The latest Alder Lake-S sample lacks a name, but given the details that we already know about Intel’s hybrid chips, we don’t doubt its veracity. The processor under test was operating from a motherboard or test platform based on the upcoming LGA1700 socket. Alder Lake-S is pegged to support both DDR4 and DDR5 memory. Although the submission itself doesn’t specify the type of memory, the detailed report revealed the memory running with timings configured to 36-34-34-63. Given the really sloppy timings, the processor was very likely paired with DDR5 memory.

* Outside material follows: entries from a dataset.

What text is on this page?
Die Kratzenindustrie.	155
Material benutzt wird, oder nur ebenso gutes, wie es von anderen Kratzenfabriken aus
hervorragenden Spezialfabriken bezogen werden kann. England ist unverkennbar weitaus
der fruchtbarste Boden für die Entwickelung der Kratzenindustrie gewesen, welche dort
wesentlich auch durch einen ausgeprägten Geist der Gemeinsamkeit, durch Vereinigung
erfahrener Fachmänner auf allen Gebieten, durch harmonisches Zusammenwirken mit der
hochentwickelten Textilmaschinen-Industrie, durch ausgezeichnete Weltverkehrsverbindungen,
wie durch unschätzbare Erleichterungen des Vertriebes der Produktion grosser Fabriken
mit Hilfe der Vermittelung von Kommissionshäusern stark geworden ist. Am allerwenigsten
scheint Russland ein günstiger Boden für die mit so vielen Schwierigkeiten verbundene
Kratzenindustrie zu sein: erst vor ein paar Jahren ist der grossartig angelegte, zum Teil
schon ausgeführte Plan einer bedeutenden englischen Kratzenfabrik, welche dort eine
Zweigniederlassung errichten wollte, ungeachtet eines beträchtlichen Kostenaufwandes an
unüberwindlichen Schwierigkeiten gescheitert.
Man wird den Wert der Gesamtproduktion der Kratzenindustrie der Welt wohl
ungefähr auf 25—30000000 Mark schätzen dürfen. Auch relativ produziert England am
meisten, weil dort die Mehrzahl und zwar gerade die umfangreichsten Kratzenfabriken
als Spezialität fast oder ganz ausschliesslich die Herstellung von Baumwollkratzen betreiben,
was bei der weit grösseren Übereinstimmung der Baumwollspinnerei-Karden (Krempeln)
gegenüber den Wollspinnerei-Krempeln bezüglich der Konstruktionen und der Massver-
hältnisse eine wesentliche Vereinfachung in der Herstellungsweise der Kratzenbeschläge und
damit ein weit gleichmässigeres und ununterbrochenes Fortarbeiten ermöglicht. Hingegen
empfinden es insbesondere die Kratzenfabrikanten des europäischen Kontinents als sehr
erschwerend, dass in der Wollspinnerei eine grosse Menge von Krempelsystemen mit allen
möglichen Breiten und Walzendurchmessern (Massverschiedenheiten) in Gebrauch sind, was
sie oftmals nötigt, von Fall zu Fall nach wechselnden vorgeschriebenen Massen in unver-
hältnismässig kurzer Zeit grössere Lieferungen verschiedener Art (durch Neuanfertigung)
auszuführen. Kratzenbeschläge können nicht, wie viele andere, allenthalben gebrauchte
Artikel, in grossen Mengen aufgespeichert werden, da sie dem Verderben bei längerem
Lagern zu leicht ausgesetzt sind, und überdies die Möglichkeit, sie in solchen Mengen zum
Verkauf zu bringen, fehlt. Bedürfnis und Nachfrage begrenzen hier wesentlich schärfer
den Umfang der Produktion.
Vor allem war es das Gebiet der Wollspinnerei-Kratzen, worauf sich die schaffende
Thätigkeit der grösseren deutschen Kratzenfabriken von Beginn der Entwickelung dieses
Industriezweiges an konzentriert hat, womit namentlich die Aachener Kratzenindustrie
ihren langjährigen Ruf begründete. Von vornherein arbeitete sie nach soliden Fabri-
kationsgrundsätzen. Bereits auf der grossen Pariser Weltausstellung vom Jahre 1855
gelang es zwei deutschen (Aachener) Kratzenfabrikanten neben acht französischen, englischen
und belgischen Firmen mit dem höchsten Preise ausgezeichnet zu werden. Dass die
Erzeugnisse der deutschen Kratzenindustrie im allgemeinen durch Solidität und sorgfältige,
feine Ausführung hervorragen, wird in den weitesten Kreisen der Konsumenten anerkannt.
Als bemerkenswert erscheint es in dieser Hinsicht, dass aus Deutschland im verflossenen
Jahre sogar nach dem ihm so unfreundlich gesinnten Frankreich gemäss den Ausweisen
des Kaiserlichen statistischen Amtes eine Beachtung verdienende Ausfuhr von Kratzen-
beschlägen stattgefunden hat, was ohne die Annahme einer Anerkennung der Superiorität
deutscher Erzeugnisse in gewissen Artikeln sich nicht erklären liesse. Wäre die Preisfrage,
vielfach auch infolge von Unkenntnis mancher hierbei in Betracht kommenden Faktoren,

The Alder Lake processor features eight cores and 16 threads, implying that it’s rolling with only the ‘Big’ Golden Cove cores since the Gracemont cores lack Huper-Threading support. The processor appears to feature a 3 GHz base and boost clock, but it may be an early engineering sample. Nonetheless, a previous Alder Lake-S chip emerged with a 4 GHz boost clock. However, it was the 16-core model, alluding to the eight Golden Cove cores and eight Gracemont cores. Will Intel clock the Golden Core-exclusive SKUs higher than the hybrid SKUs, or vice versa? It’s still uncertain how Alder Lake-S will play out.
Unfortunately, the Geekbench 5 submission doesn’t provide us with any meaningful insight into the Alder Lake-S chip’s performance, so it’s unclear how it will stack up in our CPU Benchmarks hierarchy. The OpenCL benchmark only taxes the graphics card, which in this case was a GeForce RTX 2080. So, we can’t really pass judgment on the Alder Lake-S processor’s gaming performance or whether it bottlenecks the Turing-based graphics card or not.
Alder Lake, which is based on Intel’s 10nm Enhanced SuperFin process, will enter mass production in the second half of this year. Not surprisingly, the processors will command fresh LGA1700 motherboards with the 600-series chipset and, of course, DDR5 memory. Upgrading to the new platform certainly won’t be easy on the pockets, and pricing will be the ultimate determinant on whether or not Alder Lake makes an appearance on our list of Best CPUs for gaming.